Accent Folding and Unicode Transliteration

The article Accent Folding for Auto-Complete, written by Carlos Bueno, discusses some ambiguities introduced by unicode character sets. Go on and read it, before continuing here.

Done? Fine.

One of the article’s thesis is: You need a unified representaton for your textual data, since this will make searches against this data more accurat. A unified representation should for example remove accents, effectively mapping á, à and â to a.

This is called accent folding.

Accent folding using String::plain_ascii()

Gyro-PHP supports this in core already: There is the function plain_ascii() on the GyroString class. If $removewhitespace is set to true, which is the default, this function will replace some accents by its ASCII counterparts. This works with UTF-8 only, though.

String::plain_ascii() will additionally convert everything to lower case. It also removes whitespace and punctuation characters and replaces them by the given separator, which is usually ‘-‘. If you pass an empty string as separator, non-letters and non-numbers are removed completely. This actually unifies the source even more. Think for example of the Cologne airport, which is called “Köln Bonn”. Since however camel casing is very trendy at the moment, some people may rather try “KölnBonn”, while others may use “Köln-Bonn”. Using String::plain_ascii() with an empty separator will match all these cases to “koelnbonn”.

Note, however, that German umlauts are translated to a combination of characters. Ü turns into ue, ä turns into ae etc. In above example “Koln-Bonn” will get translated to “kolnbonn”, while “Köln-Bonn” becomes “koelnbonn”.

Let’s have a look at what String::plain_ascii() outputs:

<?php
print String::plain_ascii('Hello, Jürgen!');
// prints "hello-juergen"

URL building using String::plain_ascii()

String::plain_ascii() originally was introduced to generate pretty URLs, like WordPress or other content management systems do. It therefore can be used as a type for parameterized routes right away:

<?php
new ParameterizedRoute(
  'articles/{id:ui>}-{title:sp}.html',
  $this,
  'articles_view'
);

For an article with title “Hello, Jürgen!” and an id of 5, this will generate the URL /articles/5-hello-juergen.html, which is pretty nice,

However, when it comes to handle this route, one needs to know, that actually any URL starting with “/articles/5-“ and ending with “.html” will match, like, e.g. /articles/5-dont-remember-title.html. Therefore, the title must be validated in the action handler function:

<?php
public function action_articles_view(PageData $page_data, $id, $title) {
  $article = Articles::get($id);
  if ($article == false) {
    return self::NOT_FOUND;
  }
  // ActionMapper returns the URL for $article
  $check = ActionMapper::get_url($article, 'view');
  if ($check !== Url::current()->build()) {
    // If not equal to the one invoked, redirect!
    Url::create($check)->redirect(Url::PERMANENT);
  }
  ... Here goes the code ..
}

A broader approach: Unidecode

Accent folding like provided by String::plain_ascii() only covers some often used accented characters from what can be called “extended latin”. But it doesn’t cope with cyrillic letters, for example. Carlos Bueno mentions Perl’s Text::Unidecode module as a solution. There is a Python port of it, and also a PHP port.

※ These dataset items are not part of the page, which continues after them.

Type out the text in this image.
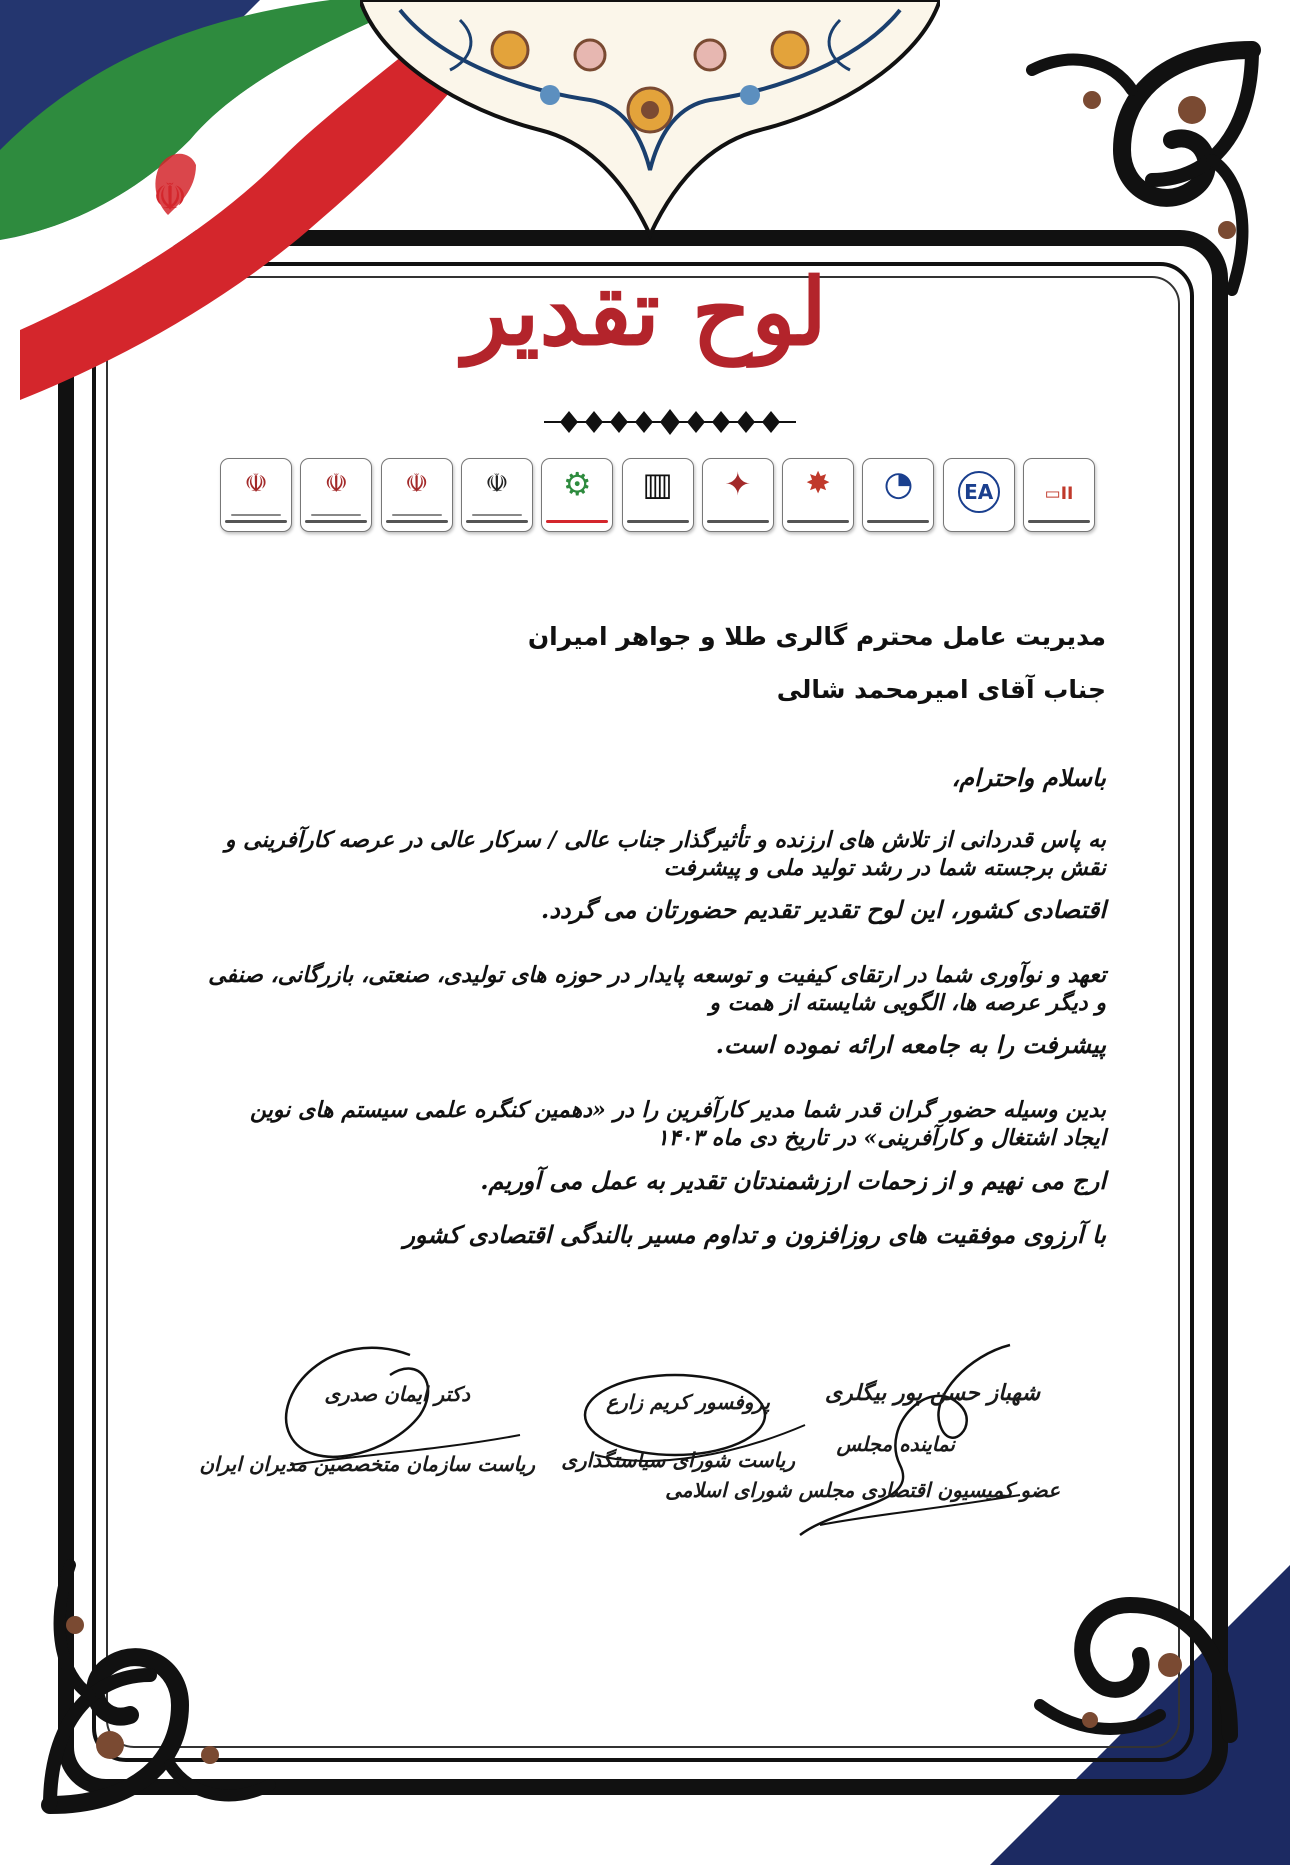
☫
لوح تقدیر
☫	☫	☫	☫	⚙	▥	✦	✸	◔	EA	II▭
مدیریت عامل محترم گالری طلا و جواهر امیران
جناب آقای امیرمحمد شالی
باسلام واحترام،
به پاس قدردانی از تلاش های ارزنده و تأثیرگذار جناب عالی / سرکار عالی در عرصه کارآفرینی و نقش برجسته شما در رشد تولید ملی و پیشرفت
اقتصادی کشور، این لوح تقدیر تقدیم حضورتان می گردد.
تعهد و نوآوری شما در ارتقای کیفیت و توسعه پایدار در حوزه های تولیدی، صنعتی، بازرگانی، صنفی و دیگر عرصه ها، الگویی شایسته از همت و
پیشرفت را به جامعه ارائه نموده است.
بدین وسیله حضور گران قدر شما مدیر کارآفرین را در «دهمین کنگره علمی سیستم های نوین ایجاد اشتغال و کارآفرینی» در تاریخ دی ماه ۱۴۰۳
ارج می نهیم و از زحمات ارزشمندتان تقدیر به عمل می آوریم.
با آرزوی موفقیت های روزافزون و تداوم مسیر بالندگی اقتصادی کشور
شهباز حسن پور بیگلری
نماینده مجلس
عضو کمیسیون اقتصادی مجلس شورای اسلامی
پروفسور کریم زارع
ریاست شورای سیاستگذاری
دکتر ایمان صدری
ریاست سازمان متخصصین مدیران ایران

The existing PHP port, however, requires the Perl module to be installed and a script to be run against this installation. Since I’d like to have a more self-contained version, I started and wrote my own, using the Python port as a base. The result has been released as module text.unidecode in contributions.

text.unidecode offers a converter that either can be used stand alone or through the ConverterFactory like this:

<?php
print ConverterFactory::encode("北京", CONVERTER_UNIDECODE);
// prints: Bei Jing
print ConverterFactory::encode('Jürgen\'s Café offers à la carte', CONVERTER_UNIDECODE);
// prints: Jurgen's Cafe offers a la carte

As you see, there is no transformation to lower case and no whitespace removal. If you want this, you should pass unidecode converter’s output to String::plain_ascii().

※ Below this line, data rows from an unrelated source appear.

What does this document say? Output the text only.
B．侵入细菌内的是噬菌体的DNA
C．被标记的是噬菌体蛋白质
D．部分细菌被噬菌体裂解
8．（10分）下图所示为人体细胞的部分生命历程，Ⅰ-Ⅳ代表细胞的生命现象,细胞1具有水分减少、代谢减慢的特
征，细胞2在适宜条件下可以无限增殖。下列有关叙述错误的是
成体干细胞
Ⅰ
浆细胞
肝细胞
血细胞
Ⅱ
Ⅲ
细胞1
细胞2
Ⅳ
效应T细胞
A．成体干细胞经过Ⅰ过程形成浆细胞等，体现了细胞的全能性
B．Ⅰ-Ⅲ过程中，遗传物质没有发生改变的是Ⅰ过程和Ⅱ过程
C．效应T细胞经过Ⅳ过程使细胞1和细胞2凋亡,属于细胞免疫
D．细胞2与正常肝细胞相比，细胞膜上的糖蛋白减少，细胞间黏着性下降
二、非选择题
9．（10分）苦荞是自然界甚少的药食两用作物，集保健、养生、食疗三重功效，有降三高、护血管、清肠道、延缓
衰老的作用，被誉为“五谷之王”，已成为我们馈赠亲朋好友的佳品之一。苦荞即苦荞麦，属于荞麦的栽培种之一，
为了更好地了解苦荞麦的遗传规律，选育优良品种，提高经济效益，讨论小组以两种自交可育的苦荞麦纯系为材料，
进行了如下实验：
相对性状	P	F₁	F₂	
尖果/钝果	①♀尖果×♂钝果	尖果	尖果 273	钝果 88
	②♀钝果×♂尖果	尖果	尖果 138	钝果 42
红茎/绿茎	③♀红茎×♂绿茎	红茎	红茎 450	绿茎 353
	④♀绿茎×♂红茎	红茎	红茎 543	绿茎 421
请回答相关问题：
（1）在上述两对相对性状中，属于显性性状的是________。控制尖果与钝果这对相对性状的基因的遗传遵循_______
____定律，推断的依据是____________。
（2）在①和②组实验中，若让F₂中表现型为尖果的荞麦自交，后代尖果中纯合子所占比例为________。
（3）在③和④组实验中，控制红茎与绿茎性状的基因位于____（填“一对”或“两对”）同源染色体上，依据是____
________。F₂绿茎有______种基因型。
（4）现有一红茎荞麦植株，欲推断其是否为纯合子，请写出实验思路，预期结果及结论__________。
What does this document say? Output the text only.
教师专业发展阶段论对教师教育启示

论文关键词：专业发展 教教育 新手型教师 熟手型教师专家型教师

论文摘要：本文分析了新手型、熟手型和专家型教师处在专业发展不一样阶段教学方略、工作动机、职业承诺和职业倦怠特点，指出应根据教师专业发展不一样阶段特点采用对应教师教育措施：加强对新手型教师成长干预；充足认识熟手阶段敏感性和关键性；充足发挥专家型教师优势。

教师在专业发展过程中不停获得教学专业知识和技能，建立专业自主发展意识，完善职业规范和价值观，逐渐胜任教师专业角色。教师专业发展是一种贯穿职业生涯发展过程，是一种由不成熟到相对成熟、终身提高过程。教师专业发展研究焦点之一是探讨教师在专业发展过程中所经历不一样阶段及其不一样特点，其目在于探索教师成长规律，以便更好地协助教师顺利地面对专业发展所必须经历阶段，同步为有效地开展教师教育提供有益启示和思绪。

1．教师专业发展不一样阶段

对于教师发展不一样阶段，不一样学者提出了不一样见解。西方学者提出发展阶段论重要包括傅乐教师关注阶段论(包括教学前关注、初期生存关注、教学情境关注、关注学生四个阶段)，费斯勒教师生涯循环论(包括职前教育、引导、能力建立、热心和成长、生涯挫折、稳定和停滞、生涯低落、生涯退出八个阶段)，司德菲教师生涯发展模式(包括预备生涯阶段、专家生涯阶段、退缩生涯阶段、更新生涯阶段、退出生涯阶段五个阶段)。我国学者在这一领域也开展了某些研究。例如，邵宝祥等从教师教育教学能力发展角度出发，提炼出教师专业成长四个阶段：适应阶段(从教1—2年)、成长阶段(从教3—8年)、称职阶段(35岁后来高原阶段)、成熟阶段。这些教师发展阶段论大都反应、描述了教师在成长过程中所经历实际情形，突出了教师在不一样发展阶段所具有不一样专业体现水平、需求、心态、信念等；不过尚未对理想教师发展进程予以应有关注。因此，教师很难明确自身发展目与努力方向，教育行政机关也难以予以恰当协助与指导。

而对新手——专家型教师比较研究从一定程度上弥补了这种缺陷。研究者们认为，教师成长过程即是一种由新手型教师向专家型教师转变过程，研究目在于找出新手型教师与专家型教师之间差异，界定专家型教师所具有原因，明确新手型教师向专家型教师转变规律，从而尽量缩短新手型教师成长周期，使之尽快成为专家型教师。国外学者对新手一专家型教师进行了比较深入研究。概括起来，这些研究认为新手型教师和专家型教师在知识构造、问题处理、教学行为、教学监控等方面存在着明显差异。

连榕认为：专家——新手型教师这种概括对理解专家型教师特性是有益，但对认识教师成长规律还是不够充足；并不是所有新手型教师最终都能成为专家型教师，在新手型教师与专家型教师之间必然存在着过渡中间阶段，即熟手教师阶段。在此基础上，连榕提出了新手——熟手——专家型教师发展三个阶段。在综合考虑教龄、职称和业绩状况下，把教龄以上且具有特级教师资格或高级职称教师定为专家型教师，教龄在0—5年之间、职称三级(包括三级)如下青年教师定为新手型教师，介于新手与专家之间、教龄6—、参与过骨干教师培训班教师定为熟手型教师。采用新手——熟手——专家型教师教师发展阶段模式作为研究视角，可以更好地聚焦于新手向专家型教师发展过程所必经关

URL building using unidecoding

The module text.unidecode also offers a type to be used by parameterized route. Its called spu, which stands for “string plain unidecode”. This type will first unidecode the value passed, and then pass it to String::plain_ascii().

Given the above example:

<?php
new ParameterizedRoute(
  'articles/{id:ui>}-{title:spu}.html',
  $this,
  'articles_view'
);

An article with title “Hello, Jürgen!” will now generate the URL /articles/5-hello-jurgen.html. If the title is “Visiting 北京”, the URL will be /articles/5-visiting-bei-jing.html.

Of cource, these URLs must be validated when called, the same way as with the sp-Route-Type!